How can this be? Did the National Cancer Institute conduct a randomized comparative experiment to establish this cause-and-effect relationship? Of course not. We cannot randomly assign people to smoke or not smoke. All of the studies linking smoking with cancer are observational studies. Alone, each study can show only an association.
So is it possible to draw a causal link between cigarette consumption and cancer rates? The answer is yes, well sort of. In practice, researchers use criteria such as the following to provide evidence of a causal connection from observational studies:
- There is a reasonable explanation for how one variable might cause the other.
- The association is seen in repeated studies under varying conditions.
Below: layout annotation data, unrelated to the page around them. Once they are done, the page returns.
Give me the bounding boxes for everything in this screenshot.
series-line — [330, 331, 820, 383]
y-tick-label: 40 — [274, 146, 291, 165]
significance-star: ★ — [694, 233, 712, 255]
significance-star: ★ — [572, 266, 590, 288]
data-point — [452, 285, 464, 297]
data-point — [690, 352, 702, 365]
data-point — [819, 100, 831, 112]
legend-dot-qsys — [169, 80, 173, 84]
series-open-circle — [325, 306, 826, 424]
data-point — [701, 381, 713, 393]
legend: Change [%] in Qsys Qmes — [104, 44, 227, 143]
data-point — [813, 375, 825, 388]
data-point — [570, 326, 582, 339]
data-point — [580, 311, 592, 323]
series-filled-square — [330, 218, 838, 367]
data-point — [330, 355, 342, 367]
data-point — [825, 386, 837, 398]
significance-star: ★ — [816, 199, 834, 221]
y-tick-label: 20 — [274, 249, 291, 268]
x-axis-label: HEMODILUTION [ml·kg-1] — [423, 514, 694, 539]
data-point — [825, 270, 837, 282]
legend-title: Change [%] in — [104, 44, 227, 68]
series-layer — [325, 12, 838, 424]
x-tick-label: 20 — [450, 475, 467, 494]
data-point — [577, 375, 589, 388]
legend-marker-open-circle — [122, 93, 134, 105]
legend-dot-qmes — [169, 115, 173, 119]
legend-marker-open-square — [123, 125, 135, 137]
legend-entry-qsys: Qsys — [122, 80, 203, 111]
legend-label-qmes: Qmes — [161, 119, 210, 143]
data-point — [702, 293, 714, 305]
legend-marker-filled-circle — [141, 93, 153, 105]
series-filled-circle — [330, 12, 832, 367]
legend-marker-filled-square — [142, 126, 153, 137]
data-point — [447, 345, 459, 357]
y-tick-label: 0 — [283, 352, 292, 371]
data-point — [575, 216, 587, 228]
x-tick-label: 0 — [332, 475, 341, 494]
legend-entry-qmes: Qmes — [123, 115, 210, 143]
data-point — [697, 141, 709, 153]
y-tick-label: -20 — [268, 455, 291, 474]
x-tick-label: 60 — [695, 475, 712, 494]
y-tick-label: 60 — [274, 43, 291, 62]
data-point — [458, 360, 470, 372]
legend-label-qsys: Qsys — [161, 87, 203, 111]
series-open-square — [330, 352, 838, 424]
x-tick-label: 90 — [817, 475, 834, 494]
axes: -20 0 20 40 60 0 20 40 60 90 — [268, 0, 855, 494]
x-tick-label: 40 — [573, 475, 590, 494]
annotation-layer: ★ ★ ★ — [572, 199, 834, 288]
- The effects of potential lurking variables are ruled out when we look across studies.
The point of the previous example is again that association does not imply causation. But researchers can use an observed association as the first step in building a case for causation.
This point is subtle but important. When experiments cannot be conducted, it can be difficult and controversial to explain an observed association between two variables. Many of the current disputes involving data and statistics involve questions of causation that we cannot investigate through an experiment. Does the death penalty reduce violent crime? Does cell phone use cause brain tumors? Does pollution cause global warming? All of these questions imply a cause-and-effect relationship in situations that are complex and involve many interacting variables. In these situations, a single observational study cannot establish a causal link between two variables. But researchers can use the observed association as a first step in building a case for causation.